On comprend combien un jeune homme comme était alors Rainulphe se trouva déconcerté par une pareille sortie faite en public. Dans les moments où s'il s'animait sur les petites questions militaires jusqu'à se monter à la colère, monsieur le duc d'Angoulême se faisait l'illusion d'être un grand capitaine.
Le roi de Sardaigne annonça qu'il allait faire une course à Turin; ses ministres et le général Bubna l'accompagnèrent. Le ministre d'Angleterre resta à Gênes ainsi que mon père qui s'y tenait plus facilement en communication avec monsieur le duc d'Angoulême et le midi de la France.

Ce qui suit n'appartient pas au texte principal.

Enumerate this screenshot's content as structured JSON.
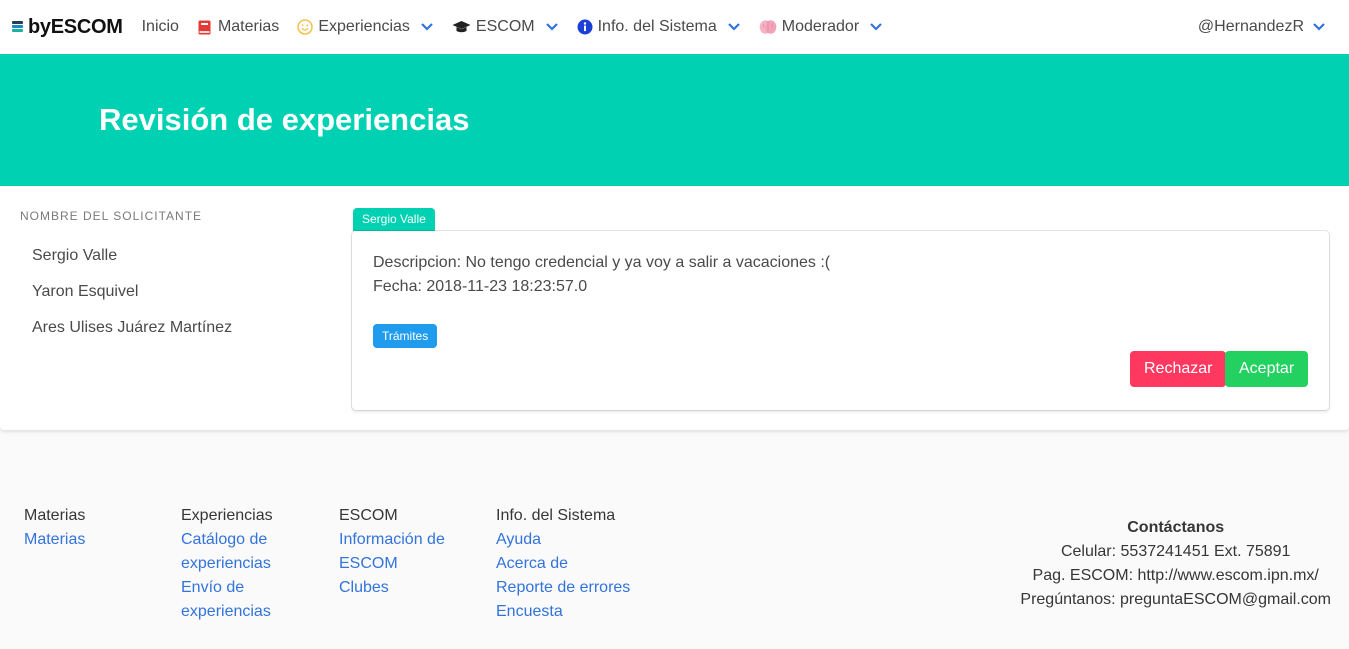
{
  "navbar": {
    "brand": "byESCOM",
    "items": [
      {
        "label": "Inicio",
        "icon": "none",
        "dropdown": false
      },
      {
        "label": "Materias",
        "icon": "book-icon",
        "dropdown": false
      },
      {
        "label": "Experiencias",
        "icon": "smile-icon",
        "dropdown": true
      },
      {
        "label": "ESCOM",
        "icon": "graduation-cap-icon",
        "dropdown": true
      },
      {
        "label": "Info. del Sistema",
        "icon": "info-circle-icon",
        "dropdown": true
      },
      {
        "label": "Moderador",
        "icon": "brain-icon",
        "dropdown": true
      }
    ],
    "user": "@HernandezR"
  },
  "hero": {
    "title": "Revisión de experiencias"
  },
  "sidebar": {
    "label": "Nombre del solicitante",
    "items": [
      "Sergio Valle",
      "Yaron Esquivel",
      "Ares Ulises Juárez Martínez"
    ]
  },
  "experience": {
    "requester_tag": "Sergio Valle",
    "description": "Descripcion: No tengo credencial y ya voy a salir a vacaciones :(",
    "date": "Fecha: 2018-11-23 18:23:57.0",
    "topic_tag": "Trámites",
    "reject_label": "Rechazar",
    "accept_label": "Aceptar"
  },
  "footer": {
    "columns": [
      {
        "heading": "Materias",
        "links": [
          "Materias"
        ]
      },
      {
        "heading": "Experiencias",
        "links": [
          "Catálogo de",
          "experiencias",
          "Envío de",
          "experiencias"
        ]
      },
      {
        "heading": "ESCOM",
        "links": [
          "Información de",
          "ESCOM",
          "Clubes"
        ]
      },
      {
        "heading": "Info. del Sistema",
        "links": [
          "Ayuda",
          "Acerca de",
          "Reporte de errores",
          "Encuesta"
        ]
      }
    ],
    "contact": {
      "heading": "Contáctanos",
      "phone": "Celular: 5537241451 Ext. 75891",
      "page": "Pag. ESCOM: http://www.escom.ipn.mx/",
      "email": "Pregúntanos: preguntaESCOM@gmail.com"
    }
  },
  "colors": {
    "primary": "#00d1b2",
    "info": "#209cee",
    "danger": "#ff3860",
    "success": "#23d160",
    "link": "#3273dc"
  }
}
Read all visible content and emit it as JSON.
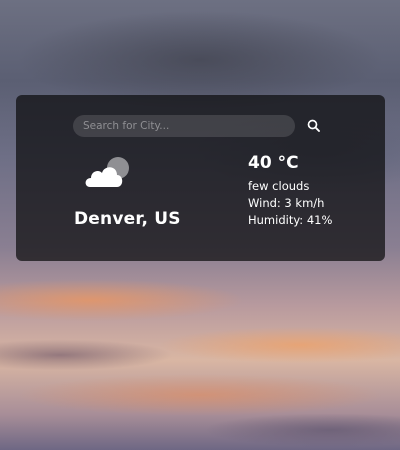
{
  "search": {
    "placeholder": "Search for City..."
  },
  "weather": {
    "icon": "few-clouds-icon",
    "city": "Denver, US",
    "temperature": "40 °C",
    "description": "few clouds",
    "wind": "Wind: 3 km/h",
    "humidity": "Humidity: 41%"
  },
  "colors": {
    "card_background": "#0c0c0e",
    "text": "#ffffff",
    "search_background": "#3a3a3c"
  }
}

Bientôt nous vîmes arriver toutes les notabilités que les mouvements de l'armée napolitaine repoussaient du sud de l'Italie. Le Pape fut le premier; on le logea dans le palais du Roi. Je ne l'avais pas vu depuis le temps où il était venu sacrer l'empereur Napoléon; nous allâmes plusieurs fois lui faire notre cour. Il causait volontiers et familièrement de tout. Je fus surtout touchée de la manière digne et calme dont il parlait de ses années de proscription, sans avoir l'air d'y attacher ni gloire ni mérite, mais comme d'une circonstance qui s'était trouvée malheureusement inévitable, s'affligeant que son devoir l'eût forcé à imposer à Napoléon les torts de sa persécution. Il y avait dans tous ses discours une noble et paternelle modération qui devait lui être inspirée d'en haut, car, sur tout autre sujet, il n'était pas à beaucoup près aussi distingué. On sentait que c'était un homme qui recommencerait une carrière de tribulation, sans qu'elle pût l'amener à l'amertume ni à l'exaltation. Le mot sérénité semblait inventé pour lui. Il m'a inspiré une bien sincère vénération.

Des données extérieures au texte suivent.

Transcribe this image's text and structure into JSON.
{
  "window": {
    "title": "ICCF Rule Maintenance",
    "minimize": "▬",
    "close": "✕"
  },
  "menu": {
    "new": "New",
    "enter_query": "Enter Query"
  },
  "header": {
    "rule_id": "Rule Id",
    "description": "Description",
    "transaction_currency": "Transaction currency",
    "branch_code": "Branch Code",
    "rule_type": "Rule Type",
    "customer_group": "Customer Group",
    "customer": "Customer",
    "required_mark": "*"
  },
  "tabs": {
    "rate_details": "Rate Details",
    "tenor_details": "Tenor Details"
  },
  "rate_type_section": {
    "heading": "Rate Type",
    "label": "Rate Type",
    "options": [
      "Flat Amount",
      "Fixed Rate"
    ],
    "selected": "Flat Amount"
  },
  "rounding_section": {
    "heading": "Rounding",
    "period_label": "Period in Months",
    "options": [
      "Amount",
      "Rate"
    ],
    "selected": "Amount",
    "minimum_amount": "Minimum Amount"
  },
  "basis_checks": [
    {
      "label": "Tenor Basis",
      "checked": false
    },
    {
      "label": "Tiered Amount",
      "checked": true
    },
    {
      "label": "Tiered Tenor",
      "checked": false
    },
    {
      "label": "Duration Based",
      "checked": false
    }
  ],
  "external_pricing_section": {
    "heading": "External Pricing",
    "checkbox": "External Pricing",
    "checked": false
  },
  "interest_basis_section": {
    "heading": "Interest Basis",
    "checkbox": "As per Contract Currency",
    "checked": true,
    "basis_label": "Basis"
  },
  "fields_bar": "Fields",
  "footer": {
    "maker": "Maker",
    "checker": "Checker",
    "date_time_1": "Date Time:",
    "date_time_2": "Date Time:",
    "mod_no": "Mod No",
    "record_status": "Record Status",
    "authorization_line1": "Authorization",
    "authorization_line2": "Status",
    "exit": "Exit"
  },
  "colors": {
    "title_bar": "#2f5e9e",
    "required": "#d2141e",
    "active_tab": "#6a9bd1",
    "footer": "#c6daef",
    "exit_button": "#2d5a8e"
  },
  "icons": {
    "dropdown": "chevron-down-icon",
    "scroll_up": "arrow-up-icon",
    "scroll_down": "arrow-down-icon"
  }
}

Bientôt après, il fut suivi par l'infante Marie-Louise, duchesse de Lucques, plus connue sous le titre de reine d'Étrurie. Gênes étant comblée de monde et ne pouvant trouver un logement convenable, elle s'installa dans une grande chambre d'auberge dont, à l'aide de quelques paravents, on fit un dortoir pour toute la famille. Elle paraissait faite pour habiter ce taudis; je n'ai jamais rien vu de plus ignoble que la tournure de cette princesse, si ce n'est ses discours. Elle était Bourbon: il nous fallait bien lui rendre des hommages, mais c'était avec dégoût et répugnance.

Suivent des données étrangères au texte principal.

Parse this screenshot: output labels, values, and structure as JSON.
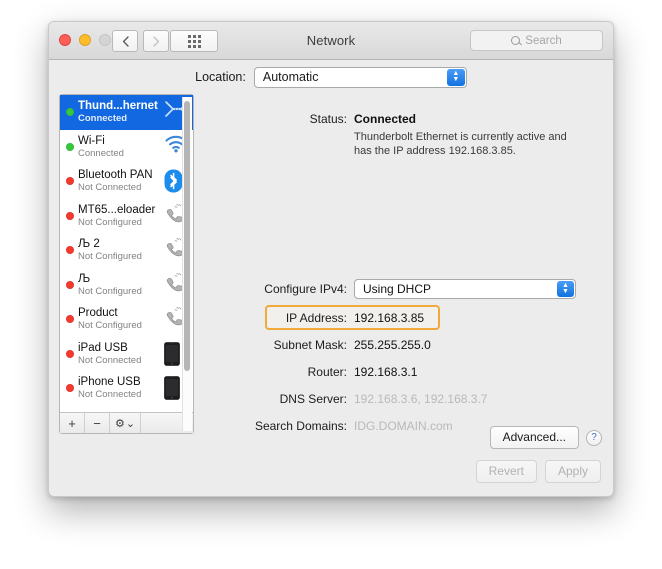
{
  "window": {
    "title": "Network",
    "traffic_lights": [
      "close",
      "minimize",
      "zoom"
    ],
    "nav_back_icon": "chevron-left-icon",
    "nav_forward_icon": "chevron-right-icon",
    "grid_icon": "show-all-grid-icon",
    "search_placeholder": "Search",
    "search_icon": "search-icon"
  },
  "location": {
    "label": "Location:",
    "value": "Automatic",
    "options": [
      "Automatic"
    ]
  },
  "sidebar": {
    "services": [
      {
        "name": "Thund...hernet",
        "status": "Connected",
        "dot": "green",
        "icon": "thunderbolt-icon",
        "selected": true
      },
      {
        "name": "Wi-Fi",
        "status": "Connected",
        "dot": "green",
        "icon": "wifi-icon",
        "selected": false
      },
      {
        "name": "Bluetooth PAN",
        "status": "Not Connected",
        "dot": "red",
        "icon": "bluetooth-icon",
        "selected": false
      },
      {
        "name": "MT65...eloader",
        "status": "Not Configured",
        "dot": "red",
        "icon": "modem-icon",
        "selected": false
      },
      {
        "name": "Љ 2",
        "status": "Not Configured",
        "dot": "red",
        "icon": "modem-icon",
        "selected": false
      },
      {
        "name": "Љ",
        "status": "Not Configured",
        "dot": "red",
        "icon": "modem-icon",
        "selected": false
      },
      {
        "name": "Product",
        "status": "Not Configured",
        "dot": "red",
        "icon": "modem-icon",
        "selected": false
      },
      {
        "name": "iPad USB",
        "status": "Not Connected",
        "dot": "red",
        "icon": "ipad-icon",
        "selected": false
      },
      {
        "name": "iPhone USB",
        "status": "Not Connected",
        "dot": "red",
        "icon": "iphone-icon",
        "selected": false
      }
    ],
    "footer": {
      "add_label": "+",
      "remove_label": "−",
      "gear_label": "⚙",
      "gear_caret": "⌄"
    }
  },
  "detail": {
    "status_label": "Status:",
    "status_value": "Connected",
    "status_description": "Thunderbolt Ethernet is currently active and has the IP address 192.168.3.85.",
    "configure_ipv4_label": "Configure IPv4:",
    "configure_ipv4_value": "Using DHCP",
    "ip_address_label": "IP Address:",
    "ip_address_value": "192.168.3.85",
    "subnet_mask_label": "Subnet Mask:",
    "subnet_mask_value": "255.255.255.0",
    "router_label": "Router:",
    "router_value": "192.168.3.1",
    "dns_server_label": "DNS Server:",
    "dns_server_value": "192.168.3.6, 192.168.3.7",
    "search_domains_label": "Search Domains:",
    "search_domains_value": "IDG.DOMAIN.com"
  },
  "actions": {
    "advanced_label": "Advanced...",
    "help_label": "?",
    "revert_label": "Revert",
    "apply_label": "Apply"
  },
  "colors": {
    "selection_blue": "#1168e0",
    "highlight_orange": "#f0a93a",
    "status_green": "#37c93d",
    "status_red": "#f43b2e",
    "window_chrome": "#ececec"
  }
}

Elle traînait à sa suite une fille, aussi disgracieuse qu'elle, et un fils si singulièrement élevé qu'il pleurait pour monter sur un cheval, se trouvait mal à l'aspect d'un fusil, et qu'ayant dû un jour entrer dans un bateau pour passer un bac il en eut des attaques de nerfs. La duchesse de Lucques assurait que les princes espagnols avaient tous été élevés précisément comme son fils. Mon père tâcha de la raisonner à ce sujet, mais ce fut sans autre résultat que de se faire prendre en grippe par elle.